Today, disappearing seems virtually impossible. This, I think, is what accounts for our renewed fascination with it. We are burdened with our search histories and purchase histories and data stats that constitute our profile, to then be lumped and farmed out and sold to the highest bidder. Disappearing means disconnecting―unimaginable yet totally captivating. Precisely because it has become less feasible, that deep urge to be anonymous, or even to be someone else, exists ever more powerfully within us. The desire to disappear doesn't go away just because times change and technology strangles us. That we cannot fulfill the urge as easily is perhaps the greatest tragedy.
That's from Playing Dead: A Journey Through the World of Death Fraud by Elizabeth Greenwood. The act it studies certainly isn't for everyone. While most of us have parts of our life we might like to walk away from, faking your death means walking away from all of it, which is a less appealing proposition for most. A loved one who knows that you're still out there might be squeezed for information on where you are. Still, some have attempted it, and it seems likely that some have succeeded.
There's a broader fascination with people who break or at least tweak the rules. How could there not be? Every day brings more evidence that we're not the ones making the rules. Did you choose the law that all new cars have to have surveillance equipment and kill switches? Probably not, but if you buy a new car, it will certainly affect you.
Of course as more of these new cars are built, the old kind that only you could drive look better all the time. One skill that could become valuable in the next few years is the ability to shut off or better yet spoof these detectors so that they don't know what you you're doing at all hours of day and night.
2 comments:
This is an interesting topic to consider, not necessarily the pretending to be dead part, but the idea of disappearing from society altogether. There's the now legendary statement once made by school principals: 'This will go on your permanent record'. The funny thing at the time was that there was no such thing as a permanent record unless it was one found in police files after said person had committed illegal acts. Since that was a fairly rare occurrence nobody really took it seriously.
Nowadays everything is very different in that there really is a permanent record of our existence as members of society. It's easy enough to escape for the very poor, for the very rich or for someone who's willing to move out to the woods and establish a lifestyle of little or no outside communication (think Ted Kaczynski). Playing Dead, the book, plays around with the idea of deliberately exchanging one's current public identity for another that maintains the same lifestyle. In other words, weird people's hopes and dreams.. (Western, Educated, Industrialized, Rich, and Democratic).

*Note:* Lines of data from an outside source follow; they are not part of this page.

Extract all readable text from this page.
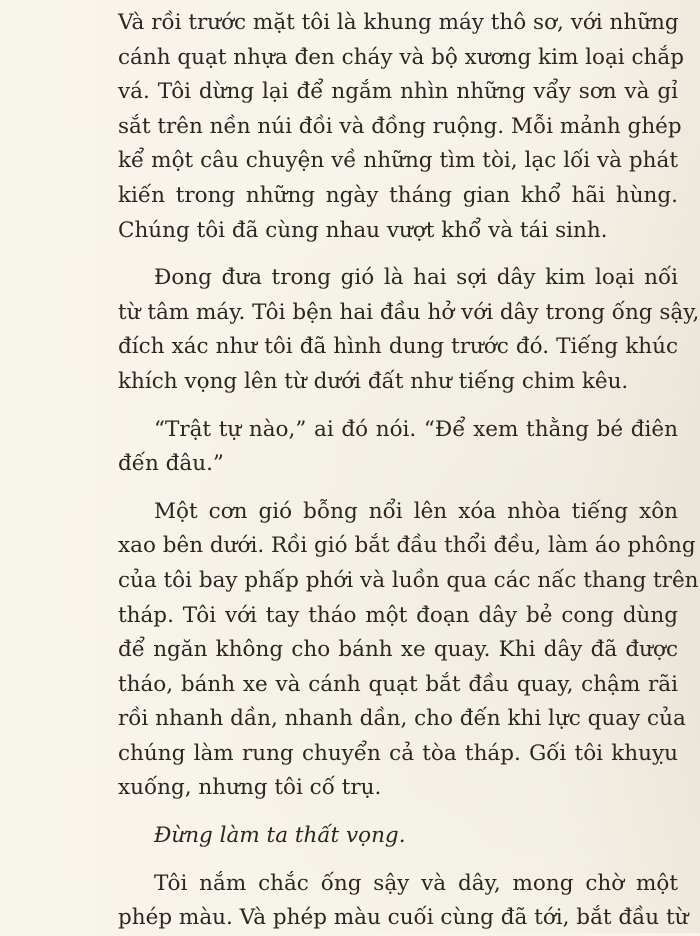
Và rồi trước mặt tôi là khung máy thô sơ, với những
cánh quạt nhựa đen cháy và bộ xương kim loại chắp
vá. Tôi dừng lại để ngắm nhìn những vẩy sơn và gỉ
sắt trên nền núi đồi và đồng ruộng. Mỗi mảnh ghép
kể một câu chuyện về những tìm tòi, lạc lối và phát
kiến trong những ngày tháng gian khổ hãi hùng.
Chúng tôi đã cùng nhau vượt khổ và tái sinh.

Đong đưa trong gió là hai sợi dây kim loại nối
từ tâm máy. Tôi bện hai đầu hở với dây trong ống sậy,
đích xác như tôi đã hình dung trước đó. Tiếng khúc
khích vọng lên từ dưới đất như tiếng chim kêu.

“Trật tự nào,” ai đó nói. “Để xem thằng bé điên
đến đâu.”

Một cơn gió bỗng nổi lên xóa nhòa tiếng xôn
xao bên dưới. Rồi gió bắt đầu thổi đều, làm áo phông
của tôi bay phấp phới và luồn qua các nấc thang trên
tháp. Tôi với tay tháo một đoạn dây bẻ cong dùng
để ngăn không cho bánh xe quay. Khi dây đã được
tháo, bánh xe và cánh quạt bắt đầu quay, chậm rãi
rồi nhanh dần, nhanh dần, cho đến khi lực quay của
chúng làm rung chuyển cả tòa tháp. Gối tôi khuỵu
xuống, nhưng tôi cố trụ.

Đừng làm ta thất vọng.

Tôi nắm chắc ống sậy và dây, mong chờ một
phép màu. Và phép màu cuối cùng đã tới, bắt đầu từ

Your point about the car manufacturing laws that will supposedly come into effect in 2027 basically tells us we are already invisible to our governments and the super rich who influence the same. Nobody asked us if we wanted a car that decides whether we're in a stable enough mood to drive. The law was pushed through by the same people who want AI systems to have something to control. They make money, the legislators make money, and everybody else is left to wonder why their car won't start if they just had a fight with a spouse. Then you have to find somebody who can turn the thing off.. for a price.
It's true that any warnings of something "going on your permanent record" were an empty threat. You'd effectively have no record once you graduated or otherwise left. Of course if you actually got kicked out of high school it would probably have bad ramifications for your future life. But no one would really care if you got through school and graduated but some faculty considered you to be on the naughty list.
There's a certain panopticon in effect in the developed world. Certain practices have been promoted as being more efficient, convenient, etcetera. But taken together, as they accumulate over time, the results of these decisions can wind up feeling like a prison. It's quite natural for some people to want to escape. Faking your death or otherwise exchanging your identity for another one can seem like a handy solution. Of course you have to be very clever to get away with this, particularly if you don't want to lose contact with your loved ones.
There's a disturbingly thin line when it comes to some tech companies. If they're providing a necessary service to the government--or just one that the bureaucrats consider vital--how much power does that give them? Do they eventually become the real government? That's a scary idea, because they don't seem to be constrained by the idea of a free citizenry. It certainly does seem like whoever is wearing the pants in DC considers the mass of citizens a problem to be solved rather than a set of people who deserve respect.